Like the Tenda and Lento passes, the strategic position of the Bigorno pass has made it an important military passage and place of fighting for a very long time. Troops of various nationalities who disembarked in the Gulf of Saint-Florent crossed it and then went to the interior of the island.

In 1732, at the end of April, the imperial German troops stationed at Saint-Florent, led by Samuel von Schmettau, occupied the Nebbio then the coast to Tenda and Lento.

In 1739, the count of Maillebois, at the head of the French troops of Corsica, began a campaign and decided to bear arms in the mountainous cantons of the interior.
The capture of Lento and Bigorno ensured the almost complete occupation of the valley of Golo.
On 2 June the French maréchal de camp Du Rousset de Girenton, who left Bastia during the night, attacked the Bocca San Ghjacumu and the heights of Tenda and Lentu.
Maillebois left Bastia and made his base in Costere (Campitello) where, after Tenda and Bigorno, Lento, held by Ghjacomu Paoli, capitulated on 3 June.
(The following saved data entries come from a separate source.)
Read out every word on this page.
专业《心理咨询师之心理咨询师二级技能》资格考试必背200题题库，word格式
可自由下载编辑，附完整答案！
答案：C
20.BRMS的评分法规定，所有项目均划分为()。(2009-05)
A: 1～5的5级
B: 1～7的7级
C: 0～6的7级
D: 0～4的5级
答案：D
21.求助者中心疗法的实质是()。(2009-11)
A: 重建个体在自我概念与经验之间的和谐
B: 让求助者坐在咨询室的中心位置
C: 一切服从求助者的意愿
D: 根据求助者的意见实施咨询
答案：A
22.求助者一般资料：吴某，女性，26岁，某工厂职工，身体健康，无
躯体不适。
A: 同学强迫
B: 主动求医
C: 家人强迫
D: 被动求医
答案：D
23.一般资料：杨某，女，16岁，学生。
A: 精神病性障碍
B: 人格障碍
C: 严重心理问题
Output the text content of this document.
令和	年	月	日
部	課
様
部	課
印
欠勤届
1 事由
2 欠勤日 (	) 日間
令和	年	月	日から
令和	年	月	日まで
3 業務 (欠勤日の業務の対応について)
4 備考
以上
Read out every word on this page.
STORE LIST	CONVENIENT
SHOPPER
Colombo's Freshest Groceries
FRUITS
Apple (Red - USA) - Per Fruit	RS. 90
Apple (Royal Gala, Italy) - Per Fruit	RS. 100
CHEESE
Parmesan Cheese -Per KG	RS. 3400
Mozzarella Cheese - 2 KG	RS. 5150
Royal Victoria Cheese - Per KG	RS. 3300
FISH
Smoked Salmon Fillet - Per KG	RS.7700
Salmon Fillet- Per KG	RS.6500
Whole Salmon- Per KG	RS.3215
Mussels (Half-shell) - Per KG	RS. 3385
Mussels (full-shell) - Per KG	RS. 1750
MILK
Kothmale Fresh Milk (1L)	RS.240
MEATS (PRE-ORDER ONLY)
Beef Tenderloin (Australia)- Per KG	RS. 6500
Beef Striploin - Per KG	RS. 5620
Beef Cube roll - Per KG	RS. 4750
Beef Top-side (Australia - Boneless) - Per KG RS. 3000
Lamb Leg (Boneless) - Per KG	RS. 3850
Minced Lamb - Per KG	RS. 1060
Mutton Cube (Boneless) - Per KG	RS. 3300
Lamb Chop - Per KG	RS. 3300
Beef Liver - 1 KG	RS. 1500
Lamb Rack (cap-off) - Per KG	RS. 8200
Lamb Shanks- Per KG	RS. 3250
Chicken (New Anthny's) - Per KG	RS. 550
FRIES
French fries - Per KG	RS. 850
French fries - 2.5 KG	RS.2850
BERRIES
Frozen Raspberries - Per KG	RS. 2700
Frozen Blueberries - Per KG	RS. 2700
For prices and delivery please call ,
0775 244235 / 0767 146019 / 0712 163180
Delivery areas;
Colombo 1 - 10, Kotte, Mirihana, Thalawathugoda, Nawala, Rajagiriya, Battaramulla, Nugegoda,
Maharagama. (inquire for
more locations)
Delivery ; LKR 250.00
On 1 May 1769 Pasquale Paoli, who had established his headquarters in Murato, had his Corsican militias occupy the heights of Tenda which controlled the valleys of Aliso, Ostriconi and Golo.
At dawn on 5 May Noël Jourda de Vaux and his deputy Lieutenant-General de Bourcet commanded the general offensive of the French troops.
The Chevalier de Viomesnil captured Bigorno.
On 8 May the Corsicans launched an assault on Lento and Bocca San Ghjacumu.
They unsettled the French and felt that victory was within their reach, but Paoli, who was overseeing operations from a height on the other side of the Golu, neglected to protect the flanks.
Two French columns came out of Bigorno and Canavaggia.
The Corsicans, taken from the rear, were forced into a disorderly retreat towards the Golo bridge under the plunging fire of French arms.
On the other side of the Golo, Gentili, obeying the orders received, refused the passage of the bridge until Paoli ordered him to withdraw.
The combat ended in the greatest confusion when night fell.